Gelet op het feit dat [getuige] contact met FvS zoekt wil niet zeggen dat [getuige] bereid is om met ons te praten. [getuige] schijnt wel vaker berichten naar FvS te hebben gestuurd. Het kan echter geen kwaad om [getuige] te polsen of hij met ons in gesprek wil. Eerder schijnt [getuige] te hebben aangegeven dat hij alleen met ons wil praten. Als het niets voor ons is dan kunnen we hem eventueel altijd nog als informant aanbieden.
Lang verhaal kort: FvS heeft [getuige] een bericht gestuurd dat wij contact met hem gaan opnemen. Dit om te polsen wat hij wil en weet. FvS gaf aan dat er mogelijk nog wel iets te regelen valt mbt tot zijn eerder opgelegde straf. Dat zou FvS dan met executies moeten regelen. Zover is het nog lang niet, eerst maar even polsen.
Na telefonisch contact blijkt [getuige] niet over nieuwe informatie te beschikken.75.
Op 12 november 2019 wordt in de uitzending van het tv-programma [programma] een reportage gewijd aan [getuige] . Hij openbaart daarin voor het eerst dat sprake is geweest van contacten met het Openbaar Ministerie. In een persbericht bestrijdt het Openbaar Ministerie het beeld dat gewekt wordt in deze reportage.
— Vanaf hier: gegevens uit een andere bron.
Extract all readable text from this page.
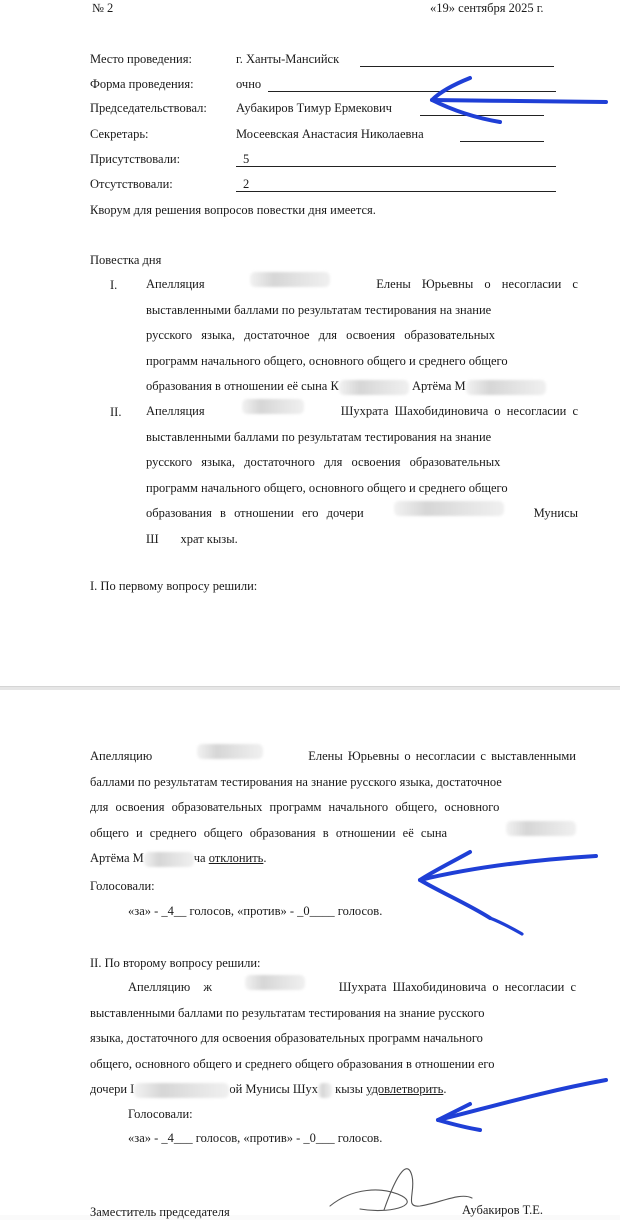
№ 2	«19» сентября 2025 г.
Место проведения:	г. Ханты-Мансийск
Форма проведения:	очно
Председательствовал: Аубакиров Тимур Ермекович
Секретарь:	Мосеевская Анастасия Николаевна
Присутствовали:	5
Отсутствовали:	2
Кворум для решения вопросов повестки дня имеется.
Повестка дня
I. Апелляция	Елены Юрьевны о несогласии с

выставленными баллами по результатам тестирования на знание

русского языка, достаточное для освоения образовательных

программ начального общего, основного общего и среднего общего

образования в отношении её сына К	Артёма М

II. Апелляция	Шухрата Шахобидиновича о несогласии с

выставленными баллами по результатам тестирования на знание

русского языка, достаточного для освоения образовательных

программ начального общего, основного общего и среднего общего

образования в отношении его дочери	Мунисы

Ш       храт кызы.

I. По первому вопросу решили:

Апелляцию	Елены Юрьевны о несогласии с выставленными

баллами по результатам тестирования на знание русского языка, достаточное

для освоения образовательных программ начального общего, основного

общего и среднего общего образования в отношении её сына

Артёма М	ча отклонить.

Голосовали:
«за» - _4__ голосов, «против» - _0____ голосов.
II. По второму вопросу решили:

Апелляцию ж	Шухрата Шахобидиновича о несогласии с

выставленными баллами по результатам тестирования на знание русского

языка, достаточного для освоения образовательных программ начального

общего, основного общего и среднего общего образования в отношении его

дочери I	ой Мунисы Шух кызы удовлетворить.

Голосовали:
«за» - _4___ голосов, «против» - _0___ голосов.
Заместитель председателя	Аубакиров Т.Е.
Uit de laatste bijgevoegde mutatie van het landelijk parket volgt dat [getuige] zich in januari 2020 heeft gemeld bij PI [locatie] .76.
2.2.1
Voortdurende contacten tussen [getuige] en het Openbaar Ministerie en de invloed daarvan op de waarheidsvinding
Nadat de verklaringsbereidheid van [getuige] is aangewakkerd op 14 oktober 2015, is hij gaan meewerken in het onderzoek Maggiora. Het Openbaar Ministerie beloont deze meewerkende (coöperatieve) houding door [getuige] na het politieverhoor op 14 oktober 2015 in de gelegenheid te stellen spullen op te halen, met vader en vriendin te bellen en de mediabeperking er af te halen. Hiermee komt het Openbaar Ministerie ook na wat tijdens het gesprek en het verhoor in het vooruitzicht is gesteld.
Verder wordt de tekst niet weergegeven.